“Raise the Bar” raises concerns about implementation
The next time someone asks you to sign a petition for a statewide ballot measure, there will probably be one more question that you might not be able to answer: What state senate district do you live in?
Now that “Raise the Bar,” aka Amendment 71, has been passed by voters, it’s now up to the Secretary of State to figure out how to implement it. And one of the biggest problems is how to satisfy the requirement that 2 percent of voters in each state senate district sign petitions for ballot measures.
Raise the Bar, which passed with 55.69 percent of the vote, changes the approval requirements for constitutional ballot measures. Petition collectors, who until now simply had to acquire a total number of signatures statewide, must now gather signatures from 2 percent of registered voters from all 35 state senate districts. Once on the ballot, a constitutional amendment must now receive at least 55 percent of the vote, rather than the simple majority of 50 percent plus one vote.
Just how will petition circulators know if they’ve met that 2 percent? According to Secretary of State Wayne Williams, people might know who their state senator is, but knowing the number of that senate district is another matter.
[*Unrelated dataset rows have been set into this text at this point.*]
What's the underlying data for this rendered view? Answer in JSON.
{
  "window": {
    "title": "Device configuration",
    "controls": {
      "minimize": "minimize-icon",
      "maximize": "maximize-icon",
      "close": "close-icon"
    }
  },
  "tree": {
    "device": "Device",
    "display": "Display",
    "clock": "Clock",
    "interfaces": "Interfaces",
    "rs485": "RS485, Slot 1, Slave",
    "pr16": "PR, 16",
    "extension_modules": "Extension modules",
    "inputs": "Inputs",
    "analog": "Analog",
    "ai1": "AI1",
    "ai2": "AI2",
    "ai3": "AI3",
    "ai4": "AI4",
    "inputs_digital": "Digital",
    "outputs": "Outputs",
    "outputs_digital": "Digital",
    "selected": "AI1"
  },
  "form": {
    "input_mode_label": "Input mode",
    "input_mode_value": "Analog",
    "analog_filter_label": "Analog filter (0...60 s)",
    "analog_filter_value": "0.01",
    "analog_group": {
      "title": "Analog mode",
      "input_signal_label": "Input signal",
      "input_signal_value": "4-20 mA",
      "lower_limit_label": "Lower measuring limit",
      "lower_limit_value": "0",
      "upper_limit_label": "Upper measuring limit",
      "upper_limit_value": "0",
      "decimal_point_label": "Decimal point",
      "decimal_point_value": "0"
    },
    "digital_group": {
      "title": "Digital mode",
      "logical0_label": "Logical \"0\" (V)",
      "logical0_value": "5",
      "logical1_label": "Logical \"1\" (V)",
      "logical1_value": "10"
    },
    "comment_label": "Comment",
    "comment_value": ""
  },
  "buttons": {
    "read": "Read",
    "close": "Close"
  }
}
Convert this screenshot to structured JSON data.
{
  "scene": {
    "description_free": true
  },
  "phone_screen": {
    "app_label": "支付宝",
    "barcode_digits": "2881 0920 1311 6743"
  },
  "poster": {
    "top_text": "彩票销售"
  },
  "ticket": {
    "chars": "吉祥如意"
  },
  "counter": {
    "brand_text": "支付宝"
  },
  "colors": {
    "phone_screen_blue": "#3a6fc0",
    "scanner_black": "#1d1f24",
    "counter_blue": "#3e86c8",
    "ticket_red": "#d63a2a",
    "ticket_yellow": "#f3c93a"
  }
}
Williams discussed the problems with implementing Amendment 71 with a bipartisan election committee that met this morning at the Secretary of State’s office.
Williams noted that many petition circulators congregate around grocery stores and other shopping areas, which draw people who don’t necessarily live in the senate district where the store is located.
One committee member suggested petition circulators could carry maps for the area where they’re gathering signatures, but there may be people who want to sign who don’t live in that district, Williams pointed out.
Williams suggested that much of the work of verifying which senate districts petition signers live in will likely be a job for the petition circulators at the “backend,” after signatures are already collected. Circulators will have to do the research, Williams said.
Cory Nadler of Rocky Mountain Voter Outreach, a petition company, said his company already has a process in place that will satisfy the requirements of Amendment 71. But it isn’t a cheap way to do it. “We do signature gathering door to door,” Nadler told The Colorado Independent today. “We carry iPads with updated voter files and can target households based on the senate districts. That’s the easiest way,” Nadler said. But it’s also more expensive to travel to voters rather than collecting signatures en masse in front of the local King Soopers or at a mall, he added.
For that type of signature gathering, Nadler said the work will then be at the backend. Signatures will be collected and then entered into a database to check the signer’s senate district. It will require extra time by those collecting petition signatures, but “as long as you leave yourself enough time, you’ll know whether you’ve got enough from each senate district,” he said.
“It will be incumbent upon us and our competitors to figure this out,” Nadler said.
Ben Schler of the Secretary of State’s office says that raises another question, about just how much responsibility petition circulators will have in figuring this out on their own and how much guidance the Secretary of State’s office should provide.
The next step is to send a bill to the Colorado General Assembly to change state law to match up with what’s in Amendment 71, Williams said.